Robots are mounted on tracks (also known as the seventh axis) to expand work envelopes. This makes it possible to use one robot in place of many which creates immediate capital savings. Additional savings are realized when cell layout is optimized and motion is minimized, especially when priority is placed on factors related to speed and acceleration of the robot on a linear axis.
“It is important to understand how variables such as robot mass, servo motor torque and gearbox ratio affect acceleration of the robot on a track,” said Joe Campbell, vice president, sales and marketing at Güdel US. “A good understanding of the interrelationship between servos, gears and pinions allows engineering to adjust these factors to improve cycle time for a superior value proposition.”
One of the greatest detriments to cycle time on a track is mass of the robot itself.
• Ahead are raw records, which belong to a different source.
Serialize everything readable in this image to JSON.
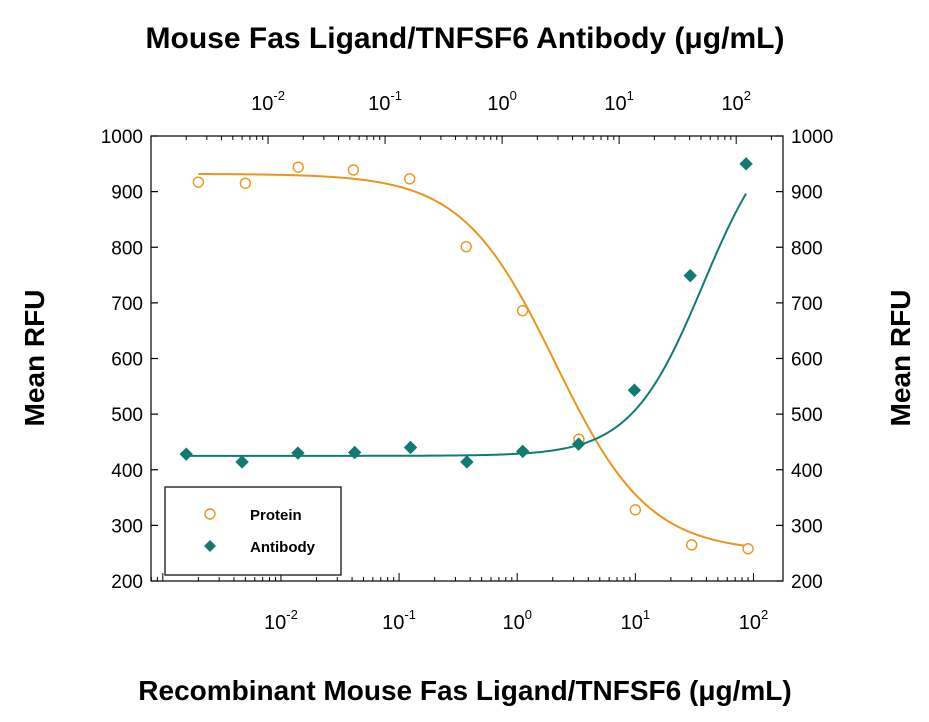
{
  "chart_data": {
    "type": "scatter",
    "title": "Mouse Fas Ligand/TNFSF6 Antibody (μg/mL)",
    "xlabel": "Recombinant Mouse Fas Ligand/TNFSF6 (μg/mL)",
    "ylabel": "Mean RFU",
    "ylabel_right": "Mean RFU",
    "x_scale": "log",
    "ylim": [
      200,
      1000
    ],
    "y_ticks": [
      "200",
      "300",
      "400",
      "500",
      "600",
      "700",
      "800",
      "900",
      "1000"
    ],
    "bottom_axis": {
      "xlim_log10": [
        -3.1,
        2.25
      ],
      "ticks": [
        {
          "exponent": -2,
          "base": "10",
          "sup": "-2"
        },
        {
          "exponent": -1,
          "base": "10",
          "sup": "-1"
        },
        {
          "exponent": 0,
          "base": "10",
          "sup": "0"
        },
        {
          "exponent": 1,
          "base": "10",
          "sup": "1"
        },
        {
          "exponent": 2,
          "base": "10",
          "sup": "2"
        }
      ]
    },
    "top_axis": {
      "xlim_log10": [
        -3.0,
        2.4
      ],
      "ticks": [
        {
          "exponent": -2,
          "base": "10",
          "sup": "-2"
        },
        {
          "exponent": -1,
          "base": "10",
          "sup": "-1"
        },
        {
          "exponent": 0,
          "base": "10",
          "sup": "0"
        },
        {
          "exponent": 1,
          "base": "10",
          "sup": "1"
        },
        {
          "exponent": 2,
          "base": "10",
          "sup": "2"
        }
      ]
    },
    "legend": {
      "position": "bottom-left",
      "entries": [
        {
          "name": "Protein",
          "marker": "open-circle",
          "color": "#E8961E"
        },
        {
          "name": "Antibody",
          "marker": "filled-diamond",
          "color": "#127A73"
        }
      ]
    },
    "series": [
      {
        "name": "Protein",
        "axis": "bottom",
        "color": "#E8961E",
        "marker": "open-circle",
        "x": [
          0.002,
          0.005,
          0.014,
          0.041,
          0.123,
          0.37,
          1.11,
          3.33,
          10.0,
          30.0,
          90.0
        ],
        "y": [
          917,
          915,
          944,
          939,
          923,
          801,
          686,
          455,
          328,
          265,
          258
        ],
        "fit": {
          "top": 932,
          "bottom": 252,
          "ec50": 2.1,
          "hill": 1.1
        }
      },
      {
        "name": "Antibody",
        "axis": "top",
        "color": "#127A73",
        "marker": "filled-diamond",
        "x": [
          0.002,
          0.006,
          0.018,
          0.055,
          0.165,
          0.5,
          1.5,
          4.5,
          13.5,
          40.5,
          121.5
        ],
        "y": [
          428,
          414,
          430,
          431,
          440,
          414,
          433,
          446,
          543,
          749,
          950
        ],
        "fit": {
          "top": 1040,
          "bottom": 425,
          "ec50": 52,
          "hill": 1.4
        }
      }
    ]
  },
  "colors": {
    "protein": "#E8961E",
    "antibody": "#127A73",
    "axis": "#000000",
    "background": "#ffffff"
  }
}
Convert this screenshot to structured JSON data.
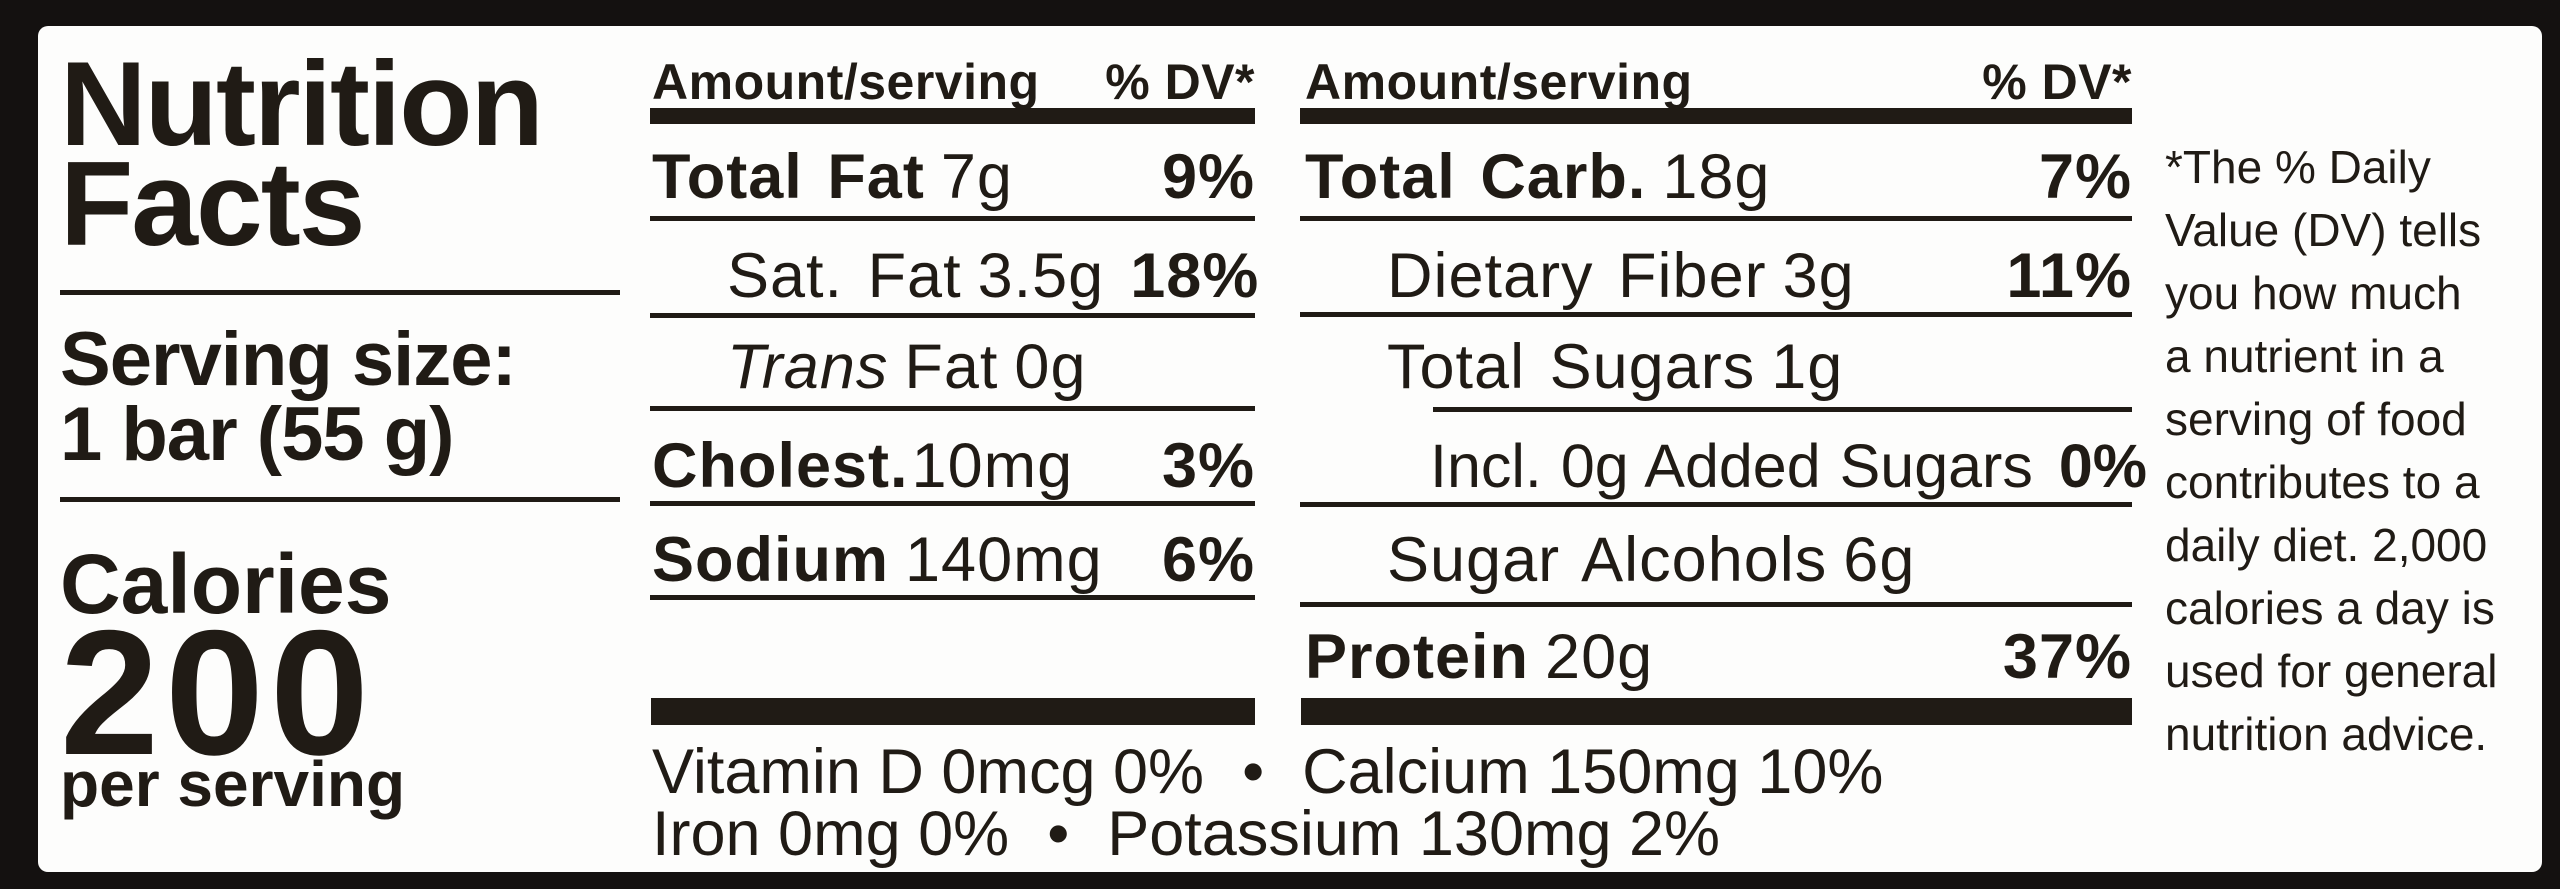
{
  "colors": {
    "ink": "#201b15",
    "paper": "#fdfdfc",
    "frame": "#141110"
  },
  "label": {
    "title": {
      "line1": "Nutrition",
      "line2": "Facts"
    },
    "serving": {
      "label": "Serving size:",
      "value": "1 bar (55 g)"
    },
    "calories": {
      "label": "Calories",
      "value": "200",
      "suffix": "per serving"
    },
    "col_header": {
      "amount": "Amount/serving",
      "dv": "% DV*"
    },
    "mid_rows": [
      {
        "name_b": "Total Fat",
        "qty": "7g",
        "dv": "9%"
      },
      {
        "name_r": "Sat. Fat",
        "qty": "3.5g",
        "dv": "18%"
      },
      {
        "name_i": "Trans",
        "name_r": "Fat",
        "qty": "0g",
        "dv": ""
      },
      {
        "name_b": "Cholest.",
        "qty": "10mg",
        "dv": "3%"
      },
      {
        "name_b": "Sodium",
        "qty": "140mg",
        "dv": "6%"
      }
    ],
    "right_rows": [
      {
        "name_b": "Total Carb.",
        "qty": "18g",
        "dv": "7%"
      },
      {
        "name_r": "Dietary Fiber",
        "qty": "3g",
        "dv": "11%"
      },
      {
        "name_r": "Total Sugars",
        "qty": "1g",
        "dv": ""
      },
      {
        "name_r": "Incl. 0g Added Sugars",
        "qty": "",
        "dv": "0%"
      },
      {
        "name_r": "Sugar Alcohols",
        "qty": "6g",
        "dv": ""
      },
      {
        "name_b": "Protein",
        "qty": "20g",
        "dv": "37%"
      }
    ],
    "micros": {
      "line1": {
        "a": "Vitamin D 0mcg 0%",
        "bullet": "•",
        "b": "Calcium 150mg 10%"
      },
      "line2": {
        "a": "Iron 0mg 0%",
        "bullet": "•",
        "b": "Potassium 130mg 2%"
      }
    },
    "footnote_lines": [
      "*The % Daily",
      "Value (DV) tells",
      "you how much",
      "a nutrient in a",
      "serving of food",
      "contributes to a",
      "daily diet. 2,000",
      "calories a day is",
      "used for general",
      "nutrition advice."
    ]
  }
}
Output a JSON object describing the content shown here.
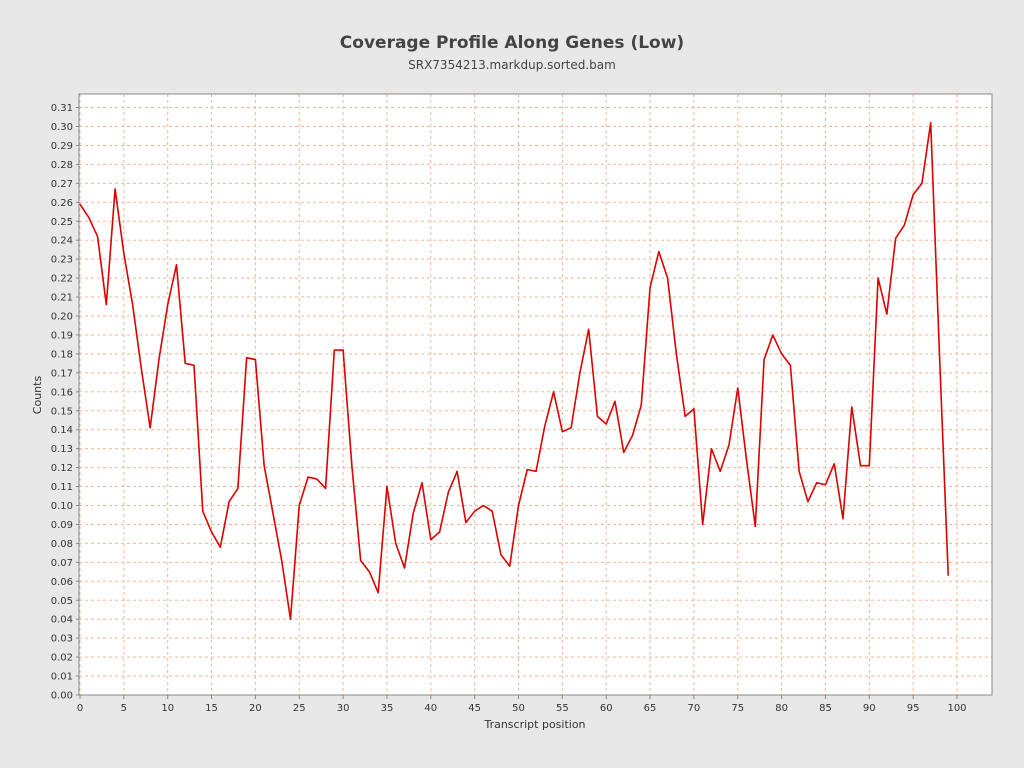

Güdel notes the importance of selecting the smallest robot that can perform the required tasks. “The lighter the overall system, the more quickly it can accelerate with a given applied force.”
Güdel’s white paper highlights torque-to-speed characteristics for track gearboxes, and explains the difference between peak torque capacity and rated torque capacity. Gearbox ratio is another issue covered in the white paper. Even factors such as workflow are considered.
“Workflow scheduling is an important concern for robotic cells,” explained Campbell. “Savings are often found in the simplest things like dual grippers for multitasking, and robots on tracks are ideal for production sequences with multiple operations.”
Güdel’s main business is tracks, and with application engineers and manufacturing in the U.S. it can quickly provide North American users with linear motion solutions that combine superior cycle time and cost savings. For more information on Trackmotion and cycle time optimization download the white paper for free at www.Güdel.com/us or contact Don Bromely at (734) 531-6516.
Güdel Inc. is the US subsidiary of Güdel Group, a global manufacturer of robotic automation products, systems and services. Güdel supplies linear motion modules, robot track motion units, gantry robots and components to OEM’s, systems integrators and machine builders serving the automotive, aerospace, logistics, heavy industrial and power generation industries. Güdel Inc. is located in Ann Arbor, Michigan in a dedicated 45,000 square foot facility, providing North American customers with engineering, design, production, and, customer service support.
Güdel Group was founded in 1954. Headquartered in Langenthal, Switzerland, today Güdel operates in 21 locations worldwide.